Il terzo fattore è rappresentato dallo stato comatoso in cui è stato portato il Pd. Fermo in mezzo al guado tra personaggi che hanno segnato la storia politica calabrese e che non vogliono cedere il passo e una giovane generazione di dirigenti e amministratori che stenta a prendere in mano le redini del partito. In particolare, nel Pd calabrese diventano acuti mali che sono certamente presenti anche altrove.

Tra questi, quattro meritano di essere messi a fuoco. La riduzione di un partito politico a un partito personale. Non solo in quanto ridotto a strumento per personali carriere politiche o personali interessi economici, ma anche ridicolmente rinchiuso all'interno di logiche familistiche con mariti e mogli che occupano posti nelle istituzioni e nel partito ovvero figli che non aspettano neppure il pensionamento dei padri per occupare posti nelle liste.

Il trasformismo non riguarda solo i Responsabili – molti dei quali proprio calabresi – ma anche il Pd. Come risulta evidente osservando le liste in queste ultime elezioni comunali e in quelle regionali dello scorso anno, il partito è usato come un autobus utile per percorrere un tratto di strada e scendere alla tornata elettorale successiva secondo le convenienze del momento. Questo comportamento determina una continua delegittimazione del partito stesso e delle scelte che i suoi organi direzionali assumono.

Un altro male diffuso che in Calabria ha effetti tragici è la riduzione della funzione politica del partito a quella amministrativa del governo: si ha a che fare con il partito del Presidente, del Sindaco o del Deputato di turno. Un partito degli eletti e dei loro entourage che si pone come unico obiettivo quello di occupare gli scranni istituzionali da cui gestire incarichi e finanziamenti. Una politica che ha facile e pesante presa in una regione fragile come la Calabria ma che non paga nel lungo e anche nel medio periodo come le sconfitte elettorali stanno lì a testimoniare.

Infine e soprattutto, in Calabria più che altrove il partito è stato ridotto a partito dei capibastone che non ne vogliono sapere di mollare la presa e che, quando il partito tenta di rialzare la testa e prendere altre strade – secondo l'indirizzo del commissario regionale Adriano Musi –, non esitano a presentare altre liste e a remare contro per svuotare di consensi il simbolo e dimostrare la loro indispensabilità, tanto da cercare poi di addossare le colpe della sconfitta a chi ha portato avanti le ragioni del partito.

Questo agire irresponsabile rende difficile l'affermarsi di giovani dirigenti.
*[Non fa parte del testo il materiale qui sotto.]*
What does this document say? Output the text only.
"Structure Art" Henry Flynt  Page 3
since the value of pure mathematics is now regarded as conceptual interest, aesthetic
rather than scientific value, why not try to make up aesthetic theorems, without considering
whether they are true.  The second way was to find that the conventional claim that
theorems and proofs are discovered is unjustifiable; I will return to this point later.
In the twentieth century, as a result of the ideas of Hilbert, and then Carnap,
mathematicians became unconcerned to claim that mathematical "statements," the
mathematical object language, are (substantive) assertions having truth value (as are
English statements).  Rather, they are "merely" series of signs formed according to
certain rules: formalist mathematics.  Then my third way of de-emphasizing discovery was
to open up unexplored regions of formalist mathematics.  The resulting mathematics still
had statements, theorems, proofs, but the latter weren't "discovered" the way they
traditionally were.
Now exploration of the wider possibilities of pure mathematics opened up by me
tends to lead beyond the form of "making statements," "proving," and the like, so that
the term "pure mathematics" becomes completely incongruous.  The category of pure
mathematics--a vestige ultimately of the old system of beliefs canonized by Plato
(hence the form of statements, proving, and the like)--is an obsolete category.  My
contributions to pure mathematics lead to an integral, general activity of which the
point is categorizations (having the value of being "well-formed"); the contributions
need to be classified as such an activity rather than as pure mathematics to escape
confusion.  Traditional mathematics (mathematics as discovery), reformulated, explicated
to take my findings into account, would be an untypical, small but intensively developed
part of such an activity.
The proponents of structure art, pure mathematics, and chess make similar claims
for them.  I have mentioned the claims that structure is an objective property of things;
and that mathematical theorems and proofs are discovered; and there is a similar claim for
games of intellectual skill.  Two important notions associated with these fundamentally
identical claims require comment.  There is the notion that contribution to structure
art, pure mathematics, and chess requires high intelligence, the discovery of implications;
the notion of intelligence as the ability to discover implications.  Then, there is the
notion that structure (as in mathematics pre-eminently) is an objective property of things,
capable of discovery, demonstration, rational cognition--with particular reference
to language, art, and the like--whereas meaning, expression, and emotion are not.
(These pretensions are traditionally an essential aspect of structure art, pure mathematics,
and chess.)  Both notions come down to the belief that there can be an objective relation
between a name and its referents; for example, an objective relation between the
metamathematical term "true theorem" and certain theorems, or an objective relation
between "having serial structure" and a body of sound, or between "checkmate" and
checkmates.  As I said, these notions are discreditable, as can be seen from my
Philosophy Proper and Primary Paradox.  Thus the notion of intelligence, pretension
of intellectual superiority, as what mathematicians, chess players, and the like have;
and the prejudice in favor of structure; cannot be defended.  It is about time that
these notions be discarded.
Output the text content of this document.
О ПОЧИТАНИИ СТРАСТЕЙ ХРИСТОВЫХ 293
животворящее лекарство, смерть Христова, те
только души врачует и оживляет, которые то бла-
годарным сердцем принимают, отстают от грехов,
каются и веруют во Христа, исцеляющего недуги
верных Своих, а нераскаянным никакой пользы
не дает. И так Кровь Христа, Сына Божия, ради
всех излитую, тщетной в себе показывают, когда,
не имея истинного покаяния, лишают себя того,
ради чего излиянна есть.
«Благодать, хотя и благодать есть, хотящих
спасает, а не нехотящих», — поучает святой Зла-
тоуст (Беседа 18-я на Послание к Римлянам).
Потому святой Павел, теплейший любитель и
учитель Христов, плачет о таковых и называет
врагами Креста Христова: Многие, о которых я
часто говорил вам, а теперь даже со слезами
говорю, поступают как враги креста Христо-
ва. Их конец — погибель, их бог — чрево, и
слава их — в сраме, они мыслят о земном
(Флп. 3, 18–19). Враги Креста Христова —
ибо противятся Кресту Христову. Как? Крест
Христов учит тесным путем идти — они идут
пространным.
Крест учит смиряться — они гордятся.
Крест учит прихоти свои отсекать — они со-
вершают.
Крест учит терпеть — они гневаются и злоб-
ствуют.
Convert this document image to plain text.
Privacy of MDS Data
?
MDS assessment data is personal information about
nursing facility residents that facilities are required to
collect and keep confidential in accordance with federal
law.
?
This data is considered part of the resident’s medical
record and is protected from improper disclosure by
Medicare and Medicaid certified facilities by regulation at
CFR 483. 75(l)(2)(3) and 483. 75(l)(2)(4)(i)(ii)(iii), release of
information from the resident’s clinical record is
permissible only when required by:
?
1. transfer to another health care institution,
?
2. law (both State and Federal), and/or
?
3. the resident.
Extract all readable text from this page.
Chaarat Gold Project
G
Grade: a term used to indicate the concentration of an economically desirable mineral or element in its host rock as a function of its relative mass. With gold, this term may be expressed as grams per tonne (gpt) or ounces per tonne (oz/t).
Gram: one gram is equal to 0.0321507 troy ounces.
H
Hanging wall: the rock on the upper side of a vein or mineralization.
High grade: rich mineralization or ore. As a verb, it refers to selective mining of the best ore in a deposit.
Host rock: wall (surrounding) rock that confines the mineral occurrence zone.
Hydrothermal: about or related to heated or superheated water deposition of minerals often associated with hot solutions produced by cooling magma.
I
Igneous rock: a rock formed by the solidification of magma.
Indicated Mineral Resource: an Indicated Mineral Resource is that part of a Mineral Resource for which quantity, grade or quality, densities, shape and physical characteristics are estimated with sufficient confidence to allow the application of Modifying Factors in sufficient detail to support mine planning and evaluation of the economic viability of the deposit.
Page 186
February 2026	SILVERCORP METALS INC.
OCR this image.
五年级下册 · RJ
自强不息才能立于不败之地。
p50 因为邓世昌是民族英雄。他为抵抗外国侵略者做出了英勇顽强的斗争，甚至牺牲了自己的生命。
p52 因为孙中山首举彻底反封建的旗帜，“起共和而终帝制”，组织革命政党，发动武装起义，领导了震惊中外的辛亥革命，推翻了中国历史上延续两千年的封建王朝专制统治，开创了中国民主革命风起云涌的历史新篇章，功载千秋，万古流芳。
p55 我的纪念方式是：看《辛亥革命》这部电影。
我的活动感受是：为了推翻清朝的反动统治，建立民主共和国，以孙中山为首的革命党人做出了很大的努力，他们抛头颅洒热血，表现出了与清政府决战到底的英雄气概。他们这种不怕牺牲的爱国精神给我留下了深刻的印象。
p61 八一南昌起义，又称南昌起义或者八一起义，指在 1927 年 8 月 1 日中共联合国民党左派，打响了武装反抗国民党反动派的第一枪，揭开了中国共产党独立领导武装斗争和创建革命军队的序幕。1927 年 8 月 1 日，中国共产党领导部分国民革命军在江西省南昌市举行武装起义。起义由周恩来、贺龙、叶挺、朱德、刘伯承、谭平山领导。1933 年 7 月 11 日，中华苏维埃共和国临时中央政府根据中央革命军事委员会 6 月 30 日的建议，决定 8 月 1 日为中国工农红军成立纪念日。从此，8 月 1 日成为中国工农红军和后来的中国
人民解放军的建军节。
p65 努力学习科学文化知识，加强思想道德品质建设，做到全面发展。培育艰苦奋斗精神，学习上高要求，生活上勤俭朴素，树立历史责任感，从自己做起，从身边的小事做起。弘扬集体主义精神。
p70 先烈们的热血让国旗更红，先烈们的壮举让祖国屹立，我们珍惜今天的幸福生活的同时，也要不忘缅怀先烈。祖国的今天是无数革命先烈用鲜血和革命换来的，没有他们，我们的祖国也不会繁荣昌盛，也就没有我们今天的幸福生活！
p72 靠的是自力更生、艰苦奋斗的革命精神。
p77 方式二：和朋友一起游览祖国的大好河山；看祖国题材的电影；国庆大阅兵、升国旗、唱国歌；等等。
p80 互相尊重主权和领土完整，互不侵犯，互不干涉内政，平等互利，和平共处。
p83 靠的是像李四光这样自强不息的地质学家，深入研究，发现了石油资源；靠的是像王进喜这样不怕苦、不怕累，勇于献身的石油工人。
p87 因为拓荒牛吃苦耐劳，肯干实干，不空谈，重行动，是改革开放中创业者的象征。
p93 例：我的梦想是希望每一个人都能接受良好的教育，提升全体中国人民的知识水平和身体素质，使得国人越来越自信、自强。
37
Difficile ma non impossibile. Infatti, non è senza motivo che a Reggio Calabria e a Catanzaro con giovani candidati di superamento delle vecchie logiche di fedeltà si siano notati subito segni di ripresa del centrosinistra. I dirigenti del Pd, soprattutto quelli che mostrano capacità amministrativa e riescono ancora a ottenere vittorie elettorali (come alla provincia di Cosenza appena due anni fa o adesso nel popoloso comune di Rende), dovrebbero avere il coraggio di favorire un vero rinnovamento della classe dirigente.

Un rinnovamento che vada al di là della rottamazione urlata di Renzi (che in Calabria è venuto a sostenere non solo il giovane Scalzo, ma anche un sindaco - quello di Cosenza - bocciato dagli elettori con il 15 per cento dei consensi) e al di là delle giovani facce di yes man incapaci di proferire parola e di assumersi responsabilità decisionali.

Per avviare questo rinnovamento serve molto coraggio: i nuovi dirigenti infatti non devono e non possono garantire nessuna rendita di posizione. Ma solo avviandosi su questa strada si può sperare di intercettare nuovamente le istanze degli elettori al cui servizio un partito dovrebbe essere. Altrimenti il rischio sconfitte aumenterà inesorabilmente nei prossimi anni.

È indispensabile in Calabria e in tutto il Mezzogiorno una nuova classe dirigente interessata alle sorti del partito più che alle proprie, coerente, fatta di politici e non di portaborse, unica capace di elaborare un orizzonte di aspettativa a lungo termine che vale la pena di condividere e per il quale vale la pena impegnarsi. Un orizzonte capace di far intravedere un futuro per la Calabria. Un futuro chiamato Calabria 2020.